Cercana obsesión
Según este título hay obsesiones lejanas y otras que están aquí cerquita, a mí no me queda claro. A la que parece que sí es a Claire, el personaje de Jennifer Lopez, que se empeña en creer que es actriz y más o menos cada dos años nos receta un nuevo churro. Esta ...
Según este título hay obsesiones lejanas y otras que están aquí cerquita, a mí no me queda claro. A la que parece que sí es a Claire, el personaje de Jennifer Lopez, que se empeña en creer que es actriz y más o menos cada dos años nos receta un nuevo churro.
Esta es una película que no estaba en mis planes ver, mucho menos escribir sobre ella. Pero circunstancias del fin de semana me pusieron en un cine donde se exhibe.

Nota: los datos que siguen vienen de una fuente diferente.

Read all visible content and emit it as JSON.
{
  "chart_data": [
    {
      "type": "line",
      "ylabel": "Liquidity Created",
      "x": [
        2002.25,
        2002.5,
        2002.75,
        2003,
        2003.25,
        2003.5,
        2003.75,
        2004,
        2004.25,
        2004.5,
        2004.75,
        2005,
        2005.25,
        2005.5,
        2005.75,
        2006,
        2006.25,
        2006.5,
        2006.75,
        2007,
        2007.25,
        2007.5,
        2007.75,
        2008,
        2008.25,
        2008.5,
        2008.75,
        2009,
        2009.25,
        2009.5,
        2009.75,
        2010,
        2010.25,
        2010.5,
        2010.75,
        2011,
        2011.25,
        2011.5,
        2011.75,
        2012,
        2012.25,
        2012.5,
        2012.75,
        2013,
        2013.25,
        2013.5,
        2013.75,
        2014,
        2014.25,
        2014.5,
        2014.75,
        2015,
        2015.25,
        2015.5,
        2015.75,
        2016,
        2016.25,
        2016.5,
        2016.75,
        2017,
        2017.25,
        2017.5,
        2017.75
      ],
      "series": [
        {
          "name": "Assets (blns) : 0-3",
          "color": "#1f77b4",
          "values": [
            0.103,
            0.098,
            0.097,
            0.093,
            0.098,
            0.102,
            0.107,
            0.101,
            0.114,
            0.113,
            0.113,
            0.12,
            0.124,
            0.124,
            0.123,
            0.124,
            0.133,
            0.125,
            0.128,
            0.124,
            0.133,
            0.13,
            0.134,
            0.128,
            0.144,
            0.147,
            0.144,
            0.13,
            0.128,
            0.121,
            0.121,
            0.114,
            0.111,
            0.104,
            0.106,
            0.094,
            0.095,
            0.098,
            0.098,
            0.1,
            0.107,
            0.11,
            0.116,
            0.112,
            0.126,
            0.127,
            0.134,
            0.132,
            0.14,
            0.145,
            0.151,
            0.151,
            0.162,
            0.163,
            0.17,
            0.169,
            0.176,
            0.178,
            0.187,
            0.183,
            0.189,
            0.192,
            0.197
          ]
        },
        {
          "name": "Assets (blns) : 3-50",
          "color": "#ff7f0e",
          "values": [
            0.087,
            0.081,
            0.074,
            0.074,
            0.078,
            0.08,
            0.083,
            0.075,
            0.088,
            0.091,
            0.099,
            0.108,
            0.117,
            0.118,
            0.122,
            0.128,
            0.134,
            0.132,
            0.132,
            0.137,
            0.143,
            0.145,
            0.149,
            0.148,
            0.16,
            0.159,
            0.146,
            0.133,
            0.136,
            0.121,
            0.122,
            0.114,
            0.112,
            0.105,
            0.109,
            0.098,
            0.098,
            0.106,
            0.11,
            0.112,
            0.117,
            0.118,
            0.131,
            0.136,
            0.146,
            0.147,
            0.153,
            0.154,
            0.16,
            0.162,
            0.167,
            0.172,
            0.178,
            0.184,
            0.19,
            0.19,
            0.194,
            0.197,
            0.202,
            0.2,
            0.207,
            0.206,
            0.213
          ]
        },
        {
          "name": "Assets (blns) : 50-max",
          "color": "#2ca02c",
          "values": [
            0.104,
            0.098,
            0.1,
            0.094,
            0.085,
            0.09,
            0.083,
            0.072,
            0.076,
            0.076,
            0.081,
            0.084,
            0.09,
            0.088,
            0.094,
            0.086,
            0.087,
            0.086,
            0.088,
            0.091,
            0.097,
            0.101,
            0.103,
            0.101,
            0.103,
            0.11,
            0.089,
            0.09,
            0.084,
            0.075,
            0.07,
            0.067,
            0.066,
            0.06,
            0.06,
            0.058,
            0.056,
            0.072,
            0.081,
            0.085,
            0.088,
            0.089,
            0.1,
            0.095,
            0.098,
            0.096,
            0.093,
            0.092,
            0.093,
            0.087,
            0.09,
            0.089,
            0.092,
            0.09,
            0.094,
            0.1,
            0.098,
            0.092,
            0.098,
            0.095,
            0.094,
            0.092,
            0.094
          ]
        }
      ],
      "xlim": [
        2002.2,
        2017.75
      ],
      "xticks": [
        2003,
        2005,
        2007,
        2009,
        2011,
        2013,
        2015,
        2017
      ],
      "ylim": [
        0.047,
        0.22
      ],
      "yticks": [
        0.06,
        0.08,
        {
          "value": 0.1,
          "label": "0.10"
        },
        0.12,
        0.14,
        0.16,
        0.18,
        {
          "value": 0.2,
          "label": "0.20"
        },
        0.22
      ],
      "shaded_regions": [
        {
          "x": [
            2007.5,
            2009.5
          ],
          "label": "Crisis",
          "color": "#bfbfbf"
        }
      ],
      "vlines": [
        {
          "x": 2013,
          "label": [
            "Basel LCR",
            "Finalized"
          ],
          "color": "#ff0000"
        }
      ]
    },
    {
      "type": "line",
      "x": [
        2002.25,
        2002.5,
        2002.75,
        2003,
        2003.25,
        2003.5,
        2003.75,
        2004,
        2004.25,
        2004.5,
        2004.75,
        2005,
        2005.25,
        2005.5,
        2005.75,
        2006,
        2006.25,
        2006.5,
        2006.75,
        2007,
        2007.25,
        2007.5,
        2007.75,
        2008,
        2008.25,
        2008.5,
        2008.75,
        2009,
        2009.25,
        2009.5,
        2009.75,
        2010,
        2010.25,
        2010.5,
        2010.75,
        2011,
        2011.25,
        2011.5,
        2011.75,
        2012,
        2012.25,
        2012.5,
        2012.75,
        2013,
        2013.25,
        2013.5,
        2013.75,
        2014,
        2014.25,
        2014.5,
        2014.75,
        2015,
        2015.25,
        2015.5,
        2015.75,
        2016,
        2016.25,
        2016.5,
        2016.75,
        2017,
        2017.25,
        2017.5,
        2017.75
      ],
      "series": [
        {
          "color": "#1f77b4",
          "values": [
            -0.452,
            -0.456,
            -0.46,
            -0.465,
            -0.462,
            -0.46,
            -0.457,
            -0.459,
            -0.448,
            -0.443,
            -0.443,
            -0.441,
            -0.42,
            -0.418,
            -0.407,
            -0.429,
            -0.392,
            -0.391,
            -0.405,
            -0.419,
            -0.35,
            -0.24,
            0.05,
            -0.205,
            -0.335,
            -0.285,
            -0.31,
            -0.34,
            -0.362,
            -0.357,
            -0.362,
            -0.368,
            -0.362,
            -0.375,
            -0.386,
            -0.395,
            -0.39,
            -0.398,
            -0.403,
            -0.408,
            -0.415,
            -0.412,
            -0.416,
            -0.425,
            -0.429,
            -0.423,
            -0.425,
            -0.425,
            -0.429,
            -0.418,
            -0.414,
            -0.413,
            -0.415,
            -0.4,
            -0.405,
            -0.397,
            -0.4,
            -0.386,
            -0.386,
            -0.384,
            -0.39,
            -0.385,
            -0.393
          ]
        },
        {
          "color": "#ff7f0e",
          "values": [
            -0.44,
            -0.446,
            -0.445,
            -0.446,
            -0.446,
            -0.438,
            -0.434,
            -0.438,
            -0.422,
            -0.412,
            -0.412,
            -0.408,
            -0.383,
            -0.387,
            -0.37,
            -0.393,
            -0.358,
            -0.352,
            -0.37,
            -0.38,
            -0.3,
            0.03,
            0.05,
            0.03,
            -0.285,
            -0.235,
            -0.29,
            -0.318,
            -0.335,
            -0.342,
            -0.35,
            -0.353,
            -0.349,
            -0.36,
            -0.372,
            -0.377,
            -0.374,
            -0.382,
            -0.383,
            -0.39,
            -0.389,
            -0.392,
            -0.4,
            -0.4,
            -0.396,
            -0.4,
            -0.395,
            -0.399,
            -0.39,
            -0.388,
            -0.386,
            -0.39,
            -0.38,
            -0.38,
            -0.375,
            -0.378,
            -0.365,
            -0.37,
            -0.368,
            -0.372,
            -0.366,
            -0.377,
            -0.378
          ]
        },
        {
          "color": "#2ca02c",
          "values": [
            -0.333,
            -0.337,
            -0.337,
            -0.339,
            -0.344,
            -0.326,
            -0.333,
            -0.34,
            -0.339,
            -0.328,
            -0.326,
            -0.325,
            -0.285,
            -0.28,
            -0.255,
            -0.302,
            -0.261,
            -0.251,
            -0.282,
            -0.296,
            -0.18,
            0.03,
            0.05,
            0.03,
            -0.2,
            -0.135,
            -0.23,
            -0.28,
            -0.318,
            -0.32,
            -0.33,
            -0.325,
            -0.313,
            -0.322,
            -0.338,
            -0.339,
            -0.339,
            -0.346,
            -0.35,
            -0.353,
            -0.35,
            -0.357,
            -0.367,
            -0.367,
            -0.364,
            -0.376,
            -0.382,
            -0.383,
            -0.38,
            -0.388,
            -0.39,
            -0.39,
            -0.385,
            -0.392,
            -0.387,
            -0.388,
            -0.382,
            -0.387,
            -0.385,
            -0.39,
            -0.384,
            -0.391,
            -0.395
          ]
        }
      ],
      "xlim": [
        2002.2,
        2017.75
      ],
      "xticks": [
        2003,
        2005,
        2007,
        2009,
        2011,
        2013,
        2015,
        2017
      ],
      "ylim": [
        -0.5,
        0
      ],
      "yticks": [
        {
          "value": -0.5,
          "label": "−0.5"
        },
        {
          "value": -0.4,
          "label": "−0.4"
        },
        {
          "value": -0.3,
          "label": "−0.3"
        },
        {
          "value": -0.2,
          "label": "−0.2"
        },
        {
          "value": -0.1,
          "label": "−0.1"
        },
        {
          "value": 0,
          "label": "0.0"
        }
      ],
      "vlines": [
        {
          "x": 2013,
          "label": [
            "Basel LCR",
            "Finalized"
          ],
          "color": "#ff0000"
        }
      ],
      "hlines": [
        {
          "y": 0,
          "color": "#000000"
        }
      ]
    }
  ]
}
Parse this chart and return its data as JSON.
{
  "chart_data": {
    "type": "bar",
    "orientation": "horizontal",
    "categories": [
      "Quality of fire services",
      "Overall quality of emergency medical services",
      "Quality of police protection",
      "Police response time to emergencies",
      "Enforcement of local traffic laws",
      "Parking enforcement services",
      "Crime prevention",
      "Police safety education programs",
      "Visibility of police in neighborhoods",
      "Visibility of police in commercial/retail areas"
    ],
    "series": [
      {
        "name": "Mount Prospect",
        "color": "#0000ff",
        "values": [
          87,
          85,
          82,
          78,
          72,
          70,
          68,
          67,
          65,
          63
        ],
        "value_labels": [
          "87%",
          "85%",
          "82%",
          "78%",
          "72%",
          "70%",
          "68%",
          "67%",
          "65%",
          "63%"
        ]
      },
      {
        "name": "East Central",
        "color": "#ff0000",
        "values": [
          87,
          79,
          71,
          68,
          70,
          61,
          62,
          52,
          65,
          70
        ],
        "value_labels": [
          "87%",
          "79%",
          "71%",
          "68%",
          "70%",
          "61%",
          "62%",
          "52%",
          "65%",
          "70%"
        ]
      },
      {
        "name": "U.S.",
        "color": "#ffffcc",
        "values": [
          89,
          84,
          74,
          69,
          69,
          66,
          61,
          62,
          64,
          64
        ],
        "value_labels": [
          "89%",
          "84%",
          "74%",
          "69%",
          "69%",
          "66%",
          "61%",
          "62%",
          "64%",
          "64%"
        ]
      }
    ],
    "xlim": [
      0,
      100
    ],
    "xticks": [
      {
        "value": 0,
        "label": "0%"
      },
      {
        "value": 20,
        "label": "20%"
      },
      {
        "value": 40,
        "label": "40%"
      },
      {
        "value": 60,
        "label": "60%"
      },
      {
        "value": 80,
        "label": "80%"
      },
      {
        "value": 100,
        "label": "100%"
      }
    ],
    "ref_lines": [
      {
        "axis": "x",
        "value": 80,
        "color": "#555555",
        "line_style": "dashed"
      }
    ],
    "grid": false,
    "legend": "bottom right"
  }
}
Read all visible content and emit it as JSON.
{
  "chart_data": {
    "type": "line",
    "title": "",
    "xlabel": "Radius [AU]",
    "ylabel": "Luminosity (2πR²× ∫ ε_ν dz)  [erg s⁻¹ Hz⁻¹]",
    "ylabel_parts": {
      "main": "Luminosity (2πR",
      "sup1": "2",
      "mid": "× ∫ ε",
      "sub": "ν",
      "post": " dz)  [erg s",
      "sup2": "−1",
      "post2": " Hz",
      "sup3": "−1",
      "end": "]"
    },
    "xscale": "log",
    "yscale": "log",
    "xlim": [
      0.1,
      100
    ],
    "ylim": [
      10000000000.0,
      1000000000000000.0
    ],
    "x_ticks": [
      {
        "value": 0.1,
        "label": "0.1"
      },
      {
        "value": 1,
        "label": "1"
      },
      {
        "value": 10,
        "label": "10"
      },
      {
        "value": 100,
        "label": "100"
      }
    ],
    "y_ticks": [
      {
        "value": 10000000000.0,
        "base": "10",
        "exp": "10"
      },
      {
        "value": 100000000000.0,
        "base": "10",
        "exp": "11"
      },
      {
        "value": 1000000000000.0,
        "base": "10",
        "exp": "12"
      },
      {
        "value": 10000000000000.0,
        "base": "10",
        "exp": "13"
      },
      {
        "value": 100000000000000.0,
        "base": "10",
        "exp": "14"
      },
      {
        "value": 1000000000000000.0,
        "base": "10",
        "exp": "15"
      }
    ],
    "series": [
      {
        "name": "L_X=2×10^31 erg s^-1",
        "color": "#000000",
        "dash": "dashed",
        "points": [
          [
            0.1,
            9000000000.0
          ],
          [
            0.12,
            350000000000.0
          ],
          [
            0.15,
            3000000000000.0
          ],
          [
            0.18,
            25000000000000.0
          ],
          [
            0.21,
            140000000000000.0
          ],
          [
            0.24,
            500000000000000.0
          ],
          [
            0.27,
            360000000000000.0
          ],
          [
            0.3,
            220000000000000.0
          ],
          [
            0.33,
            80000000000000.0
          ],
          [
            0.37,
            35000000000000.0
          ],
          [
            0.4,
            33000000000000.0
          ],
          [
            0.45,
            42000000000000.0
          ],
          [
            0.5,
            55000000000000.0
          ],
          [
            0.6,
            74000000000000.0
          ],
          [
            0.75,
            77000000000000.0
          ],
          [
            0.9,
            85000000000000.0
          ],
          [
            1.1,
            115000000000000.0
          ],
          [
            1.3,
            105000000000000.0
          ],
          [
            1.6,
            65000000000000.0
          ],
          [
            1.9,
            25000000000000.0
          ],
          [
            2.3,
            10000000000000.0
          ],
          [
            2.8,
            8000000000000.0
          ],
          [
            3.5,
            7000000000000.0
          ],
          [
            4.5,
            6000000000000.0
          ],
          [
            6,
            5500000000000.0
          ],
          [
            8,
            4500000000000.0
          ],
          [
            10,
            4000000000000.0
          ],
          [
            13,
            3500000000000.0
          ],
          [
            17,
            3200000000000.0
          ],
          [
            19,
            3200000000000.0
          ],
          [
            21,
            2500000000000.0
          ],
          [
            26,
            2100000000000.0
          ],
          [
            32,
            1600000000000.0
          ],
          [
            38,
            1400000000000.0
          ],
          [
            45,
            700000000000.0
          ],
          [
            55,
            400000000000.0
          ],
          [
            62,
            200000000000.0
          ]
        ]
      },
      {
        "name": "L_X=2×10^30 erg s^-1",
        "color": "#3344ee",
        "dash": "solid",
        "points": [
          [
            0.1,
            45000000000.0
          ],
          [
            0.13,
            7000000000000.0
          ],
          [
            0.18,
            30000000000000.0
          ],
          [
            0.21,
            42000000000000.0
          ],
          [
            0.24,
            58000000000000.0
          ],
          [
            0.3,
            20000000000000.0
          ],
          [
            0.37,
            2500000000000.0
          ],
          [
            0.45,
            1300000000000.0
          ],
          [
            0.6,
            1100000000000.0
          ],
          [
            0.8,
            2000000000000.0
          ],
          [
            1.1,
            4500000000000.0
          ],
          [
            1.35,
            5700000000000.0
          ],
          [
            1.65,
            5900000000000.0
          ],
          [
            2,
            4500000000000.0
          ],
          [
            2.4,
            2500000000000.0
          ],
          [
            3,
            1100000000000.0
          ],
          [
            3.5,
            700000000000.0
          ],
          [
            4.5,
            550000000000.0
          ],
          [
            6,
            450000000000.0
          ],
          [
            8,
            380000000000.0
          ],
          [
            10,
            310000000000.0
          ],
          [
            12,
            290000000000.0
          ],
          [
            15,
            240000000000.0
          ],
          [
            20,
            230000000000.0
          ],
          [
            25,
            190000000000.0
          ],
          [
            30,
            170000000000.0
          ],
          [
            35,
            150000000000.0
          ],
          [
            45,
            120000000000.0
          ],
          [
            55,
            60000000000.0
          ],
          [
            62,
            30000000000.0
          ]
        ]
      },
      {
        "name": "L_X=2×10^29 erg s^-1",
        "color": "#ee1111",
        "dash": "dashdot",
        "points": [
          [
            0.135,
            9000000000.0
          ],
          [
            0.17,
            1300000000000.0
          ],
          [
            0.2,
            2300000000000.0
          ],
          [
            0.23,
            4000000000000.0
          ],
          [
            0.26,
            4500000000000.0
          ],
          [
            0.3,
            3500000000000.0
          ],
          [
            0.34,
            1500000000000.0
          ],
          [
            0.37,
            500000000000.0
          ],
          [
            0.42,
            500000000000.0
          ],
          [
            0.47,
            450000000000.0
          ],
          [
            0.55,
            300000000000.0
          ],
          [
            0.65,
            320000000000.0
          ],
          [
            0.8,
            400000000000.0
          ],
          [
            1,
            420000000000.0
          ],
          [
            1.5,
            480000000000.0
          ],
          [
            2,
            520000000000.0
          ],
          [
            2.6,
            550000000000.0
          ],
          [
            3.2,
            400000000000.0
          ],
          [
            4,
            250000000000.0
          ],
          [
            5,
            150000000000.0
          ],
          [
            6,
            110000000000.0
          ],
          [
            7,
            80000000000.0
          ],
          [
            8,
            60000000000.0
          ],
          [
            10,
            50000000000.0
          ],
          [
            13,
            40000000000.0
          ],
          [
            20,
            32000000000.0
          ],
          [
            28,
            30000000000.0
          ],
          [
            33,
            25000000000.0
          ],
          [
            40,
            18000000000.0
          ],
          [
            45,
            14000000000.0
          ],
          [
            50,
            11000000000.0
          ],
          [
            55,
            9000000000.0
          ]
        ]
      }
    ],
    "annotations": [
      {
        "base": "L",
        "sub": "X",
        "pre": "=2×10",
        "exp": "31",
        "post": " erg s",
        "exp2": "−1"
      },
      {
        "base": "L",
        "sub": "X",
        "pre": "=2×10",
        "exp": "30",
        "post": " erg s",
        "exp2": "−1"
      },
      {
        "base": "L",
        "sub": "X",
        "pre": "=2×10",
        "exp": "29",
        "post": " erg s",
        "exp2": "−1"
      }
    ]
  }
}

Mi compromiso con usted, me hace por lo tanto, hacer algunos comentarios en torno a ella.
Cercana obsesión es el traslado al español mexicano, para nuestras subestimadas inteligencias de The boy next door-El chico de al lado que, aunque usado ya en otras producciones, no está tan repetido como la palabra “obsesión” que da título a infinidad de películas. Está dirigida por Rob Cohen: ¿quién? y escrita por Barbara Curry otra vez: ¿quién?, que con muy escasa imaginación cuentan una historia que hemos visto ya muchas veces en el cine, en diferentes formatos, tiempos, edades, idiomas.
Un desfile de lugares comunes: 1) Jennifer Lopez interpreta a una profesora de Literatura Inglesa cerca de los cuarenta y madre de un adolescente. Ella se ha separado de su esposo, porque 2) vive una aventura con una chava más joven. Desolada comparte todas sus desventuras con 3) una amiga más abusada que le aconseja que se divorcie y se destrampe a lo que ella se resiste. Las deprimidas hormonas de Claire se alborotan cuando 4) conoce a su nuevo vecino (Ryan Guzman), un chavo de casi 20 años —que parece de casi 30—, musculoso, trompudo, latino como ella, y 5) de inmediato se desean de forma arrebatada y animal. El joven se pone listo para ganarse a la vecina y 6) protege en la escuela al hijo que sufre acoso y violencia por parte de un grupo de vivales.
Es claro que la película busca el lucimiento de Jennifer Lopez a la que no le niego sus bondades físicas. Todos los encuadres y planos van dirigidos a dar buenos ángulos de su cuerpo y rostro, y a ratos parece en pugna con su compañero, Guzman, para quien roba cámara, enseña más, provoca más risas involuntarias. Encasillado en el género del thriller erótico, sin que en absoluto cumpla con las características —salvo las escenas candentes entre los protagonistas—, Cercana obsesión se convierte a los pocos minutos en una película predecible que realmente no atrapa al espectador y tiene muy contados momentos de suspenso efectivo.
El tema como hemos dicho está muy gastado. La obsesión pasional y sexual es muy cinematográfica y bien lograda nos puede dar excelentes muestras como Atracción fatal, Mujer soltera busca, Lolita, Misery, Durmiendo con el enemigo, Te doy mis ojos, La mujer de al lado, Luna amarga, en fin, hay mucho en el género de drama, y en algunas con la temática erótica muy presente de manera inteligente sin caer en lo burdo.
Cercana obsesión no hace ninguna aportación al género, es plana, y llega a aburrir. Las secuencias sexuales se ven coreografiadas, y de nuevo quieren ponderar las virtudes físicas de la pareja cuyas características y motivaciones son ambiguas y sin sustento. Las otras subtramas no tienen una función determinante en el eje del argumento. El hijo es demasiado aniñado para su edad, el gris marido culpígeno parece no darse cuenta de lo que se cocina en su propia casa, la amiga funge como la típica confidente para que nos enteremos de lo que pasa en el interior de Claire. Carece de clímax y todo se desencadena en un final precipitado e inverosímil. Mi consejo: no gaste su dinero.